Use of draft genomes
When constructing the Kraken-GB database, we noticed there were several contigs with known adapter sequences at the ends. In subsequent tests, we also found that some sequences in samples with large amounts of human sequence were consistently misclassified by this database, leading us to conclude that contamination was likely present in the draft genomes. In an attempt to counteract this contamination, we removed from the database those k-mers from known adapter sequences, as well as the first and last 20 k-mers from each of the draft contigs. While this did improve classification, it did not eliminate the misclassification problem. For this reason, we believe that if draft genomes are used in a Kraken database, very stringent measures should be used to remove contaminant sequences from the genomic library.

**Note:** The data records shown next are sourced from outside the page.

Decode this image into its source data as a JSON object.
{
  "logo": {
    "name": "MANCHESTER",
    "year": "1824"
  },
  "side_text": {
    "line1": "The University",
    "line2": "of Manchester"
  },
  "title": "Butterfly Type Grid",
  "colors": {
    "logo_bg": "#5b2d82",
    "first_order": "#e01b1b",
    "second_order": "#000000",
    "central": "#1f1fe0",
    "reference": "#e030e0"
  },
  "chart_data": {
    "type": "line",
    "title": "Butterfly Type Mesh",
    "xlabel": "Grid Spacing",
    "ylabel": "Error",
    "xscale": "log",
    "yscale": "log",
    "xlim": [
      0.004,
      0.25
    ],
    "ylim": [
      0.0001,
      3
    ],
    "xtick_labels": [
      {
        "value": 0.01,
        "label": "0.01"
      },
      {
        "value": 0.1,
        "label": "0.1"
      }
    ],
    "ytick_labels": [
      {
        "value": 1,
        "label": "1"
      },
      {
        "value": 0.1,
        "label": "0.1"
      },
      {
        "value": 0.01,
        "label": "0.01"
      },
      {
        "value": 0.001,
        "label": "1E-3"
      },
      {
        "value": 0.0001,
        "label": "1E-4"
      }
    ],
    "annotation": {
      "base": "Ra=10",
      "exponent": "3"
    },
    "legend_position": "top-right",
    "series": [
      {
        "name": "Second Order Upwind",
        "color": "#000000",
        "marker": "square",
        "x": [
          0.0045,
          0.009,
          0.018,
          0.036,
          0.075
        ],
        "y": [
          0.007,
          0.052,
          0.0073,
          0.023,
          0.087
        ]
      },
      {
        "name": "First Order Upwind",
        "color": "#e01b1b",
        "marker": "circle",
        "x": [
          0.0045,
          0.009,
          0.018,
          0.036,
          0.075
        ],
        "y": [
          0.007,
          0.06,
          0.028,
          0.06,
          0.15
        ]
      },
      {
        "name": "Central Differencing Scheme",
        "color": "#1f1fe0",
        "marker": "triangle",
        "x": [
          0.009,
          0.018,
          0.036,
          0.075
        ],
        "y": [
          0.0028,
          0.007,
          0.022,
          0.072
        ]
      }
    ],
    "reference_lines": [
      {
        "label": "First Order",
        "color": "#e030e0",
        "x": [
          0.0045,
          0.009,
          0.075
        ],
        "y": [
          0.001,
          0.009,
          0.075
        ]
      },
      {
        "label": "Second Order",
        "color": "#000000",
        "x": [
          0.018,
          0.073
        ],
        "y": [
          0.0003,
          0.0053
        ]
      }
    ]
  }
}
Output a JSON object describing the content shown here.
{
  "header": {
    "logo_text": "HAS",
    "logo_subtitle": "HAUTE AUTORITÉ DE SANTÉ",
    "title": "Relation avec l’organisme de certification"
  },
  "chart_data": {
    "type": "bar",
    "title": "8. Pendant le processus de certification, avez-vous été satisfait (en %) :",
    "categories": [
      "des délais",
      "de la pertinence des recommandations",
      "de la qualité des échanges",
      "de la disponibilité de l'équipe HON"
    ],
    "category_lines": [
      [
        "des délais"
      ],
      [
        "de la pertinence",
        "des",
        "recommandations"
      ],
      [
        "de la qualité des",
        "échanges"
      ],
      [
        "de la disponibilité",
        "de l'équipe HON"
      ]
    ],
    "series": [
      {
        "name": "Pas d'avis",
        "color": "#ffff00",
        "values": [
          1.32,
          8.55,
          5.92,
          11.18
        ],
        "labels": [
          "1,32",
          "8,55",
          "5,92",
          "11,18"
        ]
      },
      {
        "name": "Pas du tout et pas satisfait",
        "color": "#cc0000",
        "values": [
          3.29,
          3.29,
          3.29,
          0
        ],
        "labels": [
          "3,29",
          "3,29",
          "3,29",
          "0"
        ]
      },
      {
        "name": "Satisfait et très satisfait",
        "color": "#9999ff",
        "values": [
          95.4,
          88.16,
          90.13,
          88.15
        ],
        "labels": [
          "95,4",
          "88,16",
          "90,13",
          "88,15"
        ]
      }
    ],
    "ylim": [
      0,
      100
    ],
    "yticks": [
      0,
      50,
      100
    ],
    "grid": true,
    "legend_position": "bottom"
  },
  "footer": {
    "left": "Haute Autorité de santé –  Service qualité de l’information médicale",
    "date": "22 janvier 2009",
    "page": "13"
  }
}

Clade exclusion experiments
When re-analyzing the simBA-5 data set for our clade exclusion experiments, some reads were not used for certain pairs of measured and excluded ranks. If a read’s origin lacked a taxonomic entry at either of the measured or excluded ranks, it was not used for that particular experiment.
In addition, a read was not used in an experiment unless at least two other taxa represented in our database (aside from the excluded clade) at the excluded rank shared the clade of origin’s taxon at the measured rank. For example, a read from genus G would not be used in an experiment measuring accuracy at the class rank and excluding the genus rank unless G’s home class had at least two other genera with genomes in Kraken’s genomic library. Without this filtering step, were a genus excluded when it was the only genus in its class, Kraken could not possibly name the correct class, as all entries in the database from that class would be excluded as well. This is the same approach taken in similar experiments that were used to evaluate PhymmBL [5].
Human microbiome data classification
We classified the Human Microbiome Project data using a Kraken database made from complete RefSeq bacterial, archaeal and viral genomes, along with the GRCh37 human genome. We retrieved the sequences of three accessions (SRS019120, SRS014468 and SRS015055) from the NCBI Sequence Read Archive, and each accession had two runs submitted. All reads were trimmed to remove low quality bases and adapter sequences. Krona [24] was used to generate all taxonomic distribution plots.
Because the sequences were all paired reads, we joined the reads together by concatenating the mates with a sequence of ‘NNNNN’ between them. Kraken ignores k-mers with ambiguous nucleotides, so the k-mers that span these ‘N’ characters do not affect classification. This operation allowed Kraken to classify a pair of reads as a single unit rather than having to classify the mates separately.
Software and data availability
Kraken is written in C++ and Perl, and is available for download at [25] along with the metagenome data used to evaluate the accuracy of the classifiers presented here, and a downloadable 4-GB MiniKraken database similar to the one used here. The source code is also available from GitHub [26].